No obstante, lo extraordinario en fútbol no es el resultado esperado, el que se planeó rigurosamente; sino aquel que nadie esperaba. Lo importante es lo que el equipo genera espontáneamente en la cancha, sobre la base de un trabajo bien planificado, pero más allá de él. A Costa Rica le tocó jugar, en Brasil 2014, en el “grupo de la muerte”, hasta Maradona se rió de nuestra mala suerte. Tocaba jugarse la clasificación con tres campeones del mundo: Uruguay, Italia e Inglaterra. Pero Costa Rica se convirtió, sorpresivamente, en la muerte para esos grandes equipos, pasando, por primera vez, a octavos de final. Lo logró defendiéndose rigurosamente, pero también anotando, porque nadie pasa a la siguiente fase sin hacer goles. Por eso, esta vez se esperaba más de Costa Rica, se esperaba, como corresponde, el paso siguiente. En el 2018, Costa Rica, evidentemente, ha retrocedido y eso no se puede justificar de ninguna manera.

Aquella experiencia del 2014 nos demostró que es posible jugar otro fútbol, el fútbol que este pueblo siempre ha soñado. Uno que se juega con disciplina y sin miedo, con carácter y con arte, con una buena defensa y también con ambición y creatividad ofensiva. Lo primero ha sido quererlo, lo segundo ha sido creerlo, lo tercero ha sido imaginarlo, lo cuarto ha sido intentarlo. Pero sin siquiera imaginarlo no hay ninguna buena razón para esperar que se vea en la cancha.
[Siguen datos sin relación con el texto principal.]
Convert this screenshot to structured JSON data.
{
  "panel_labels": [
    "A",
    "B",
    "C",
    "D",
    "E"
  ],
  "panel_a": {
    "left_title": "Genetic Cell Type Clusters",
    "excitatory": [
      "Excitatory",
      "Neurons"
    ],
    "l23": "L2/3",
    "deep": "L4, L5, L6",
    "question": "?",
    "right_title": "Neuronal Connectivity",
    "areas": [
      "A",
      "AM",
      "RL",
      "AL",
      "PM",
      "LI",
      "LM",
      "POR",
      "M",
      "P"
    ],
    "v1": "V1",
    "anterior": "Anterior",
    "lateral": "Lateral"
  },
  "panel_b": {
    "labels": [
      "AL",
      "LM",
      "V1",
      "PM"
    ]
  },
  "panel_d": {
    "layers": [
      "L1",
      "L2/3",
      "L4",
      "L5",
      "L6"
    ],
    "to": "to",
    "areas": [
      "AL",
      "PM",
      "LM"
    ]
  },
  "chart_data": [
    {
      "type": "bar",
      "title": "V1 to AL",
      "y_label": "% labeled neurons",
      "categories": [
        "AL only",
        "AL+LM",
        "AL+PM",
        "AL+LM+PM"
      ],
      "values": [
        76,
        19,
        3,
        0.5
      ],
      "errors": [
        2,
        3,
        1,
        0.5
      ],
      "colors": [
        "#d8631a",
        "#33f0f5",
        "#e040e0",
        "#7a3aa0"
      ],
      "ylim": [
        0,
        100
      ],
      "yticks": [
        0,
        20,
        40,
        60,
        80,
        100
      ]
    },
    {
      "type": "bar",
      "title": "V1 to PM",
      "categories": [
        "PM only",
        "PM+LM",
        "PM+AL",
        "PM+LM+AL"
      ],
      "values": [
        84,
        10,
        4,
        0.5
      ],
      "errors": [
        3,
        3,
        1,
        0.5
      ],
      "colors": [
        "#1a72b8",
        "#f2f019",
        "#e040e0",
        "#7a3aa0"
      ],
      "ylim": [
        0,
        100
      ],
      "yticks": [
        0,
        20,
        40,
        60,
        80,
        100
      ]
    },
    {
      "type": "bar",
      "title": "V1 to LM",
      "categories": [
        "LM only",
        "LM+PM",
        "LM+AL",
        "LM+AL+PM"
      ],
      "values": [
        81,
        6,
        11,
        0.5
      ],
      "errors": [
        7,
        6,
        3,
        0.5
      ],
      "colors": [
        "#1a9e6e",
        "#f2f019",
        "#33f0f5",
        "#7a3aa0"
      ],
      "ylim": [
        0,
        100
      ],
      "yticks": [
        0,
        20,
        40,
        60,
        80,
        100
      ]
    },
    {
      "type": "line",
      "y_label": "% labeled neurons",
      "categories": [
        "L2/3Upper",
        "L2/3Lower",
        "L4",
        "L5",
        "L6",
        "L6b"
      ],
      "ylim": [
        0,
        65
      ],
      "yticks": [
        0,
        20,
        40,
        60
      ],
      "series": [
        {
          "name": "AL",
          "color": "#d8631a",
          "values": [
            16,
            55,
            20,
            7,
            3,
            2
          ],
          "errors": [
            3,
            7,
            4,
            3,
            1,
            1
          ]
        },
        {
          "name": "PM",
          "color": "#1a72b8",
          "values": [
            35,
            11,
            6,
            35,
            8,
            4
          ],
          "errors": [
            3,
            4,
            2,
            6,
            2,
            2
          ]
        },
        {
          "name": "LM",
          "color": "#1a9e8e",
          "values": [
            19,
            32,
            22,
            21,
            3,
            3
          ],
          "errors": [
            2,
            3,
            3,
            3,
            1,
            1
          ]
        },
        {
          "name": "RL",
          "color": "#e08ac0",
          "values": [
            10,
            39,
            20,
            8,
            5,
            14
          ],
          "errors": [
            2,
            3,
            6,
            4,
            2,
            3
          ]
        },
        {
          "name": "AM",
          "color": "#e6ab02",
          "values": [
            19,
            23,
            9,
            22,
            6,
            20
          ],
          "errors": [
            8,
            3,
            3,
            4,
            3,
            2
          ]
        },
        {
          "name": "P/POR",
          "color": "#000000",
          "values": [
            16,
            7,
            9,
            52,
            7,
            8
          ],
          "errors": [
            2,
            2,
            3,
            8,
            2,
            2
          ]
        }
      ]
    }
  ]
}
La posibilidad nace en la mente. La realidad nace en los pies. Tenerlo en la mente no es suficiente, pero es indispensable.

Por eso, la afición se enoja tanto cuando nota que un D.T. no confía en que ese otro fútbol es posible, cuando lo ve amarrar al equipo en busca del empate, cuando desaprovecha sus recursos ofensivos, cuando se aferra a un jugador que no da la talla. El pueblo defiende así sus ilusiones que, como decía Lacan, pueden ser, para el ser humano, más importantes que la misma realidad.

Pero la culpa de ello no la tiene el D.T., él, como los jugadores, siempre harán lo que pueden, lo mejor posible. La culpa la tienen quienes han tomado las decisiones, ni más ni menos que los dirigentes, que nombraron y sostuvieron al D.T., a pesar de verlo hacer siempre lo mismo de la misma dudosa manera. Si el equipo hubiera ganado habría sido justo honrarlos, por la audacia de su apuesta; pero de la misma manera, ahora que el equipo ha fracasado, hay que destituirlos y darle oportunidad a otros.

No obstante, el fútbol es un juego, ni más ni menos ¡Qué no se olvide nunca! Nada justifica la violencia contra nadie; ni verbal, ni virtual, ni simbólica, mucho menos física; ni en el hogar, ni en el trabajo, ni en las calles. Usar el juego como pretexto de violencia es la estupidez suprema. Hay que exigir a la dirigencia que sea seria, que sea responsable, que sea consecuente con nuestras aspiraciones. A ellos, que han quedado debiendo desde tiempos inmemoriales, se les debe pedir, si quieren, que se vayan todos. Pero no hay por qué ofender a alguien, ni agredir ni amenazar a nadie. Ni se justifica, ni es necesario, ni soluciona nada. No nos adelanta ni un paso al próximo mundial. Más bien empeora las cosas y aumenta la vergüenza. La noticia de que Oscar Ramírez quería abandonar la concentración de la Selección, antes del partido contra Suiza, por miedo a las amenazas que le hicieron a su familia es un claro ejemplo de eso.

Claro que nuestro fútbol merece un futuro mejor, pero no es tratándolo a “patadas y manotazos” como se va a lograr, porque el fútbol sigue siendo, ante todo y en primer lugar, un asunto de cabeza, como solía decir nuestro extrañado Parmenio Medina.